The prose is half Castaneda, half Cormac McCarthy, and enjoys the redemption of wry good humor. The book is short (25,000 words), accompanied by handsome illustrations, beautifully bound, and the work of a 73-year-old journalist who hasn't published fiction since Jerry Ford was president. "We like those quirky, somewhat out of the mainstream books," says David R. Godine about his decision to publish Brock Brower's Blue Dog, Green River, a novella blurbed by—why not?—Hugh Downs and Peter Benchley. In lyrical prose, the story recounts the parallel journeys of a raftsman and his blue- and brown-eyed dog after they become separated going down the Green River in Desolation Canyon. The book—and Brower's career—has taken as odd a journey as said dog.

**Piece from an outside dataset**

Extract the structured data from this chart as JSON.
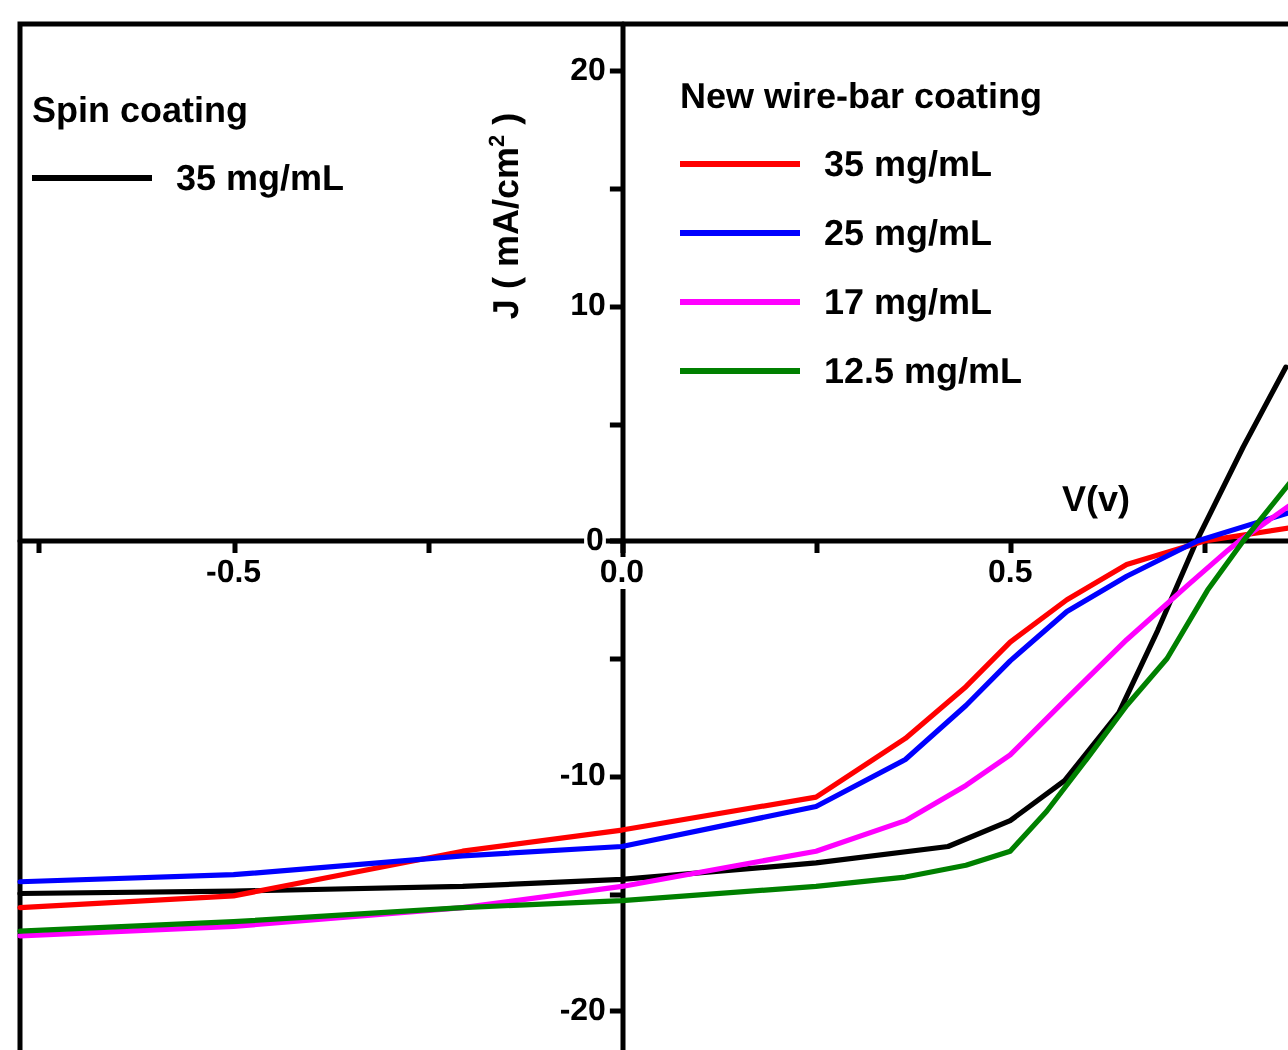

Although Blue Dog, Green River's mixture of fiction and fantasy works as literature, Godine, who heads the Boston-based publishing company that bears his name, was not convinced of its financial viability, despite reassurances from Brower's agent, Rich Barber: "You can't lose: it's dogs and guys." The book's high production values, which enticed Brower to publish with Godine in the first place—the real cloth cover, headband and illustrations by artist Nancy Lawton, who has designed covers for several of Godine books and whose show at the prestigious Hirshl & Adler Galleries in New York City just closed—kept the price ($23.95) high for a 107-page book "David does the best books in the U.S.," says Brower, satisfied.

To get the word out on his book and try to move it into the modest pantheon of Godine bestsellers, which includes D.C. Beard's The American Boy's Handy Book and Peter Bowler's The Superior Person's Book of Words, Brower is currently making the bookstore circuit in his 1999 Jeep Cherokee. Using a contact list supplied by Godine, he set up his own stops at Dutton's Brentwood Bookstore, Chaucer's Books in Santa Barbara and Garcia Street Books in Santa Fe. "David is small and I know you can't get the big buzz with a small publisher," says Brower.

As for the lengthy gap between Blue Dog, Green River and his previous fiction published by Atheneum—Debris (1967) and The Late Great Creature (1972), a National Book Award nominee—"I lost my courage," says Brower, who couldn't find a publisher for his third novel despite the critical success of The Late Great Creature. "I let it all go for about 30 years and that was a big mistake." Once he was ready to return to writing imaginative prose, it took him five years to get back to where he left off. That's not to say he wasn't busy during the intervening decades. Brower, whom Godine describes as "a man who has been around so many tracks at least once that he's a story in and of himself," helped his wife raise their five daughters and immersed himself in other kinds of writing. He wrote and produced the very first 20/20 ABC News programs and Children's Television Workshop's 3-2-1-Contact. He's also had a 40-year career as a journalist writing for magazines ranging from Esquire to Life. Currently, he teaches journalism at Dartmouth.

Brower is philosophical about the long hiatus in his fiction writing: "I couldn't have written this book as a younger man." Currently he's at work on a novel about the 1952 presidential nominating conventions, for Stevenson and Eisenhower. Brower was present at both, and a half century later, with the perspective of years, he hope to bring them to life.